The Criterion Collection, for those who aren't familiar, is an ever-expanding set of films both old and new, lovingly restored to the most pristine condition possible and presented with rich supplementary material. Basically: it's the best movies ever, presented in the best quality. The DVDs—gorgeous objects that they are—aren't cheap, and gaining access to masterpieces from cinematic luminaries like Kurosawa, Bergman, and Hitchcock to contemporary greats like Linklater, Fassbinder, and Cassavetes for just $8 a month is a staggering value. Just scroll through this list and let your eyes glaze over. Criterion says that supplementary materials will be coming to Hulu soon, and at this point, thanks to sponsors, all ads are up front so you can enjoy the movie without interruptions. It's sounding pretty sweet, and it might be just the content Hulu needs to stay relavent.

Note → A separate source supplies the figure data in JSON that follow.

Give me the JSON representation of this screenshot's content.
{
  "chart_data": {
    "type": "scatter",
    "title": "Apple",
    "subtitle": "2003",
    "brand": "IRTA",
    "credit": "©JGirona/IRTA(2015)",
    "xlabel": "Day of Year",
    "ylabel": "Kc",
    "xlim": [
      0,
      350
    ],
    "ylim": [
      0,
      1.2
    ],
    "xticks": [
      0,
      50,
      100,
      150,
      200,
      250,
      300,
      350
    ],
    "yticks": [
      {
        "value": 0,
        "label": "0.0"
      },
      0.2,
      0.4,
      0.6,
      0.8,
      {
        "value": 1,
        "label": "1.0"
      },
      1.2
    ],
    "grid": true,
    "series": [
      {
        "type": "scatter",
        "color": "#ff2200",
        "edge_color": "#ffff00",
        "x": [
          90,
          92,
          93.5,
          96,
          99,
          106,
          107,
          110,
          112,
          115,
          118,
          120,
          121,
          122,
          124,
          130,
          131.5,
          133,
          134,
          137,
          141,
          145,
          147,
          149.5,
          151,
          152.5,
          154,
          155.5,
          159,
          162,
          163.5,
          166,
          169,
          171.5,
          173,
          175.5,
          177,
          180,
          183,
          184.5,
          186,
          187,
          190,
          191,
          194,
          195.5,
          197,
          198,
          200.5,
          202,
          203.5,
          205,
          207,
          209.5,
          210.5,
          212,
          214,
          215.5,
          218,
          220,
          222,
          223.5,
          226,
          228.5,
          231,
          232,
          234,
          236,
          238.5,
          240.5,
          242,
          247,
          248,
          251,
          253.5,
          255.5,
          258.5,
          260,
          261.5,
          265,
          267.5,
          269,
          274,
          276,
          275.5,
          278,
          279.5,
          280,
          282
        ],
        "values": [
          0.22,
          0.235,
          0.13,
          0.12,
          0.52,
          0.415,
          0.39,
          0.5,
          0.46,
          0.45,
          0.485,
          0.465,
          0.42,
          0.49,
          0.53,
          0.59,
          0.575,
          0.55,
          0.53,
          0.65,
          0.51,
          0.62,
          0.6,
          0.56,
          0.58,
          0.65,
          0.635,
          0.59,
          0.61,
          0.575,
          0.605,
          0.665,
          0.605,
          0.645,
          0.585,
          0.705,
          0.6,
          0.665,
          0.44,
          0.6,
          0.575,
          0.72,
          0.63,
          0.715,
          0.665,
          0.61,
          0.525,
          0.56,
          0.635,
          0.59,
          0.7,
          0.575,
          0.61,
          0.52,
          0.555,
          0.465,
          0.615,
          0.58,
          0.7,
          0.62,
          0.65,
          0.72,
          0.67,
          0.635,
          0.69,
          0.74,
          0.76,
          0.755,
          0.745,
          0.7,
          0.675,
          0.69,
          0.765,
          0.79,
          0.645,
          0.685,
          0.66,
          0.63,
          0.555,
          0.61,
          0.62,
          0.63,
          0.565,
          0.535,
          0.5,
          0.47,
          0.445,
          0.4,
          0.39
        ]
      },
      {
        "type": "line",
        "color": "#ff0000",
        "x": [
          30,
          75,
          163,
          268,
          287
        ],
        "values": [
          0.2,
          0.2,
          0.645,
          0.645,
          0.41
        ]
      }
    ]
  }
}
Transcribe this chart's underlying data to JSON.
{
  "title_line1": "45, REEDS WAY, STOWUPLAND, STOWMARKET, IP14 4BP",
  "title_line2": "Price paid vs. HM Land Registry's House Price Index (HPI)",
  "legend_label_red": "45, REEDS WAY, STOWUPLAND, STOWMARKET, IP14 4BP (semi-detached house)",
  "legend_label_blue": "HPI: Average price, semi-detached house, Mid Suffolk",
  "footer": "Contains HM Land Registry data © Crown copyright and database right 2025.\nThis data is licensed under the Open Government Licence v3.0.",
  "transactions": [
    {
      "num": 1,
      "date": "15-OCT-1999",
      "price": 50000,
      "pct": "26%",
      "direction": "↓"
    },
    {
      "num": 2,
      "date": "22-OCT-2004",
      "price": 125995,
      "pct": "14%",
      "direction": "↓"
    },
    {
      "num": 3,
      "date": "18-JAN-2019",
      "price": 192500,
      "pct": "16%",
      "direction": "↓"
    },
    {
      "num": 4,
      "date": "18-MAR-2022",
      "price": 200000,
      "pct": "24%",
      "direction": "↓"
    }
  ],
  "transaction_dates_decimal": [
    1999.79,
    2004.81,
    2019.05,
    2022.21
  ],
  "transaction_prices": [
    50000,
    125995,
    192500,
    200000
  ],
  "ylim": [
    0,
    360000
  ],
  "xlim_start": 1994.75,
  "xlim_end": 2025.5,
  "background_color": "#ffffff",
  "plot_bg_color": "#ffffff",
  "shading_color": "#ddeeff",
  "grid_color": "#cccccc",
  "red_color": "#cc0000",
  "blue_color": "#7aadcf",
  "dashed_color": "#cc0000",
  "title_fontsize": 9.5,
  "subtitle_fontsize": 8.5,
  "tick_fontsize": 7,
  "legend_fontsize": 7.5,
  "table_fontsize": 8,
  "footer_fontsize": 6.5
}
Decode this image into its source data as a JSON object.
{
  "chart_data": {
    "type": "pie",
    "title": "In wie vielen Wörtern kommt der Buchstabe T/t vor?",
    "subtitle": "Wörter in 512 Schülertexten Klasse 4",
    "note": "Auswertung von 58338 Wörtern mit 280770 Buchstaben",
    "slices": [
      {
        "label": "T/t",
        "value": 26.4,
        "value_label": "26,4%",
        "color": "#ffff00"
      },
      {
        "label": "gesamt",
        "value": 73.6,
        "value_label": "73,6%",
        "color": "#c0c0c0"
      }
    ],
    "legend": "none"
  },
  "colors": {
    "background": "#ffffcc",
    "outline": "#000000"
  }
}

A year ago, say, when people were devouring episodes 30 Rock and the Daily Show like sumo wrestlers at an all you can eat buffet, Hulu seemed like an inevitably major player in the future of digital video. The prospect of a glorious, all-encompassing Hulu subscription service hung in the horizon. They had that funny superbowl commercial with Alec Baldwin. Times were good.
But since then Hulu's faltered a bit. Some favorite titles were yanked from the offerings. The subscription service was too expensive and not expansive enough. And all the while, Netflix doggedly expanded their Instant Watch library, quietly but significantly restructuring themselves as a streaming video powerhouse who also would mail you a DVD or Blu-ray if you wanted them to.
For people who love movies, though, the complete Criterion Collection is reason enough to reconsider Hulu. It's a gamble—it remains to be seen if the draw of some 800 cinematic masterpieces is enough to get people to join on—but in terms of bringing great works of art into the digital age, it's certainly an admirable start.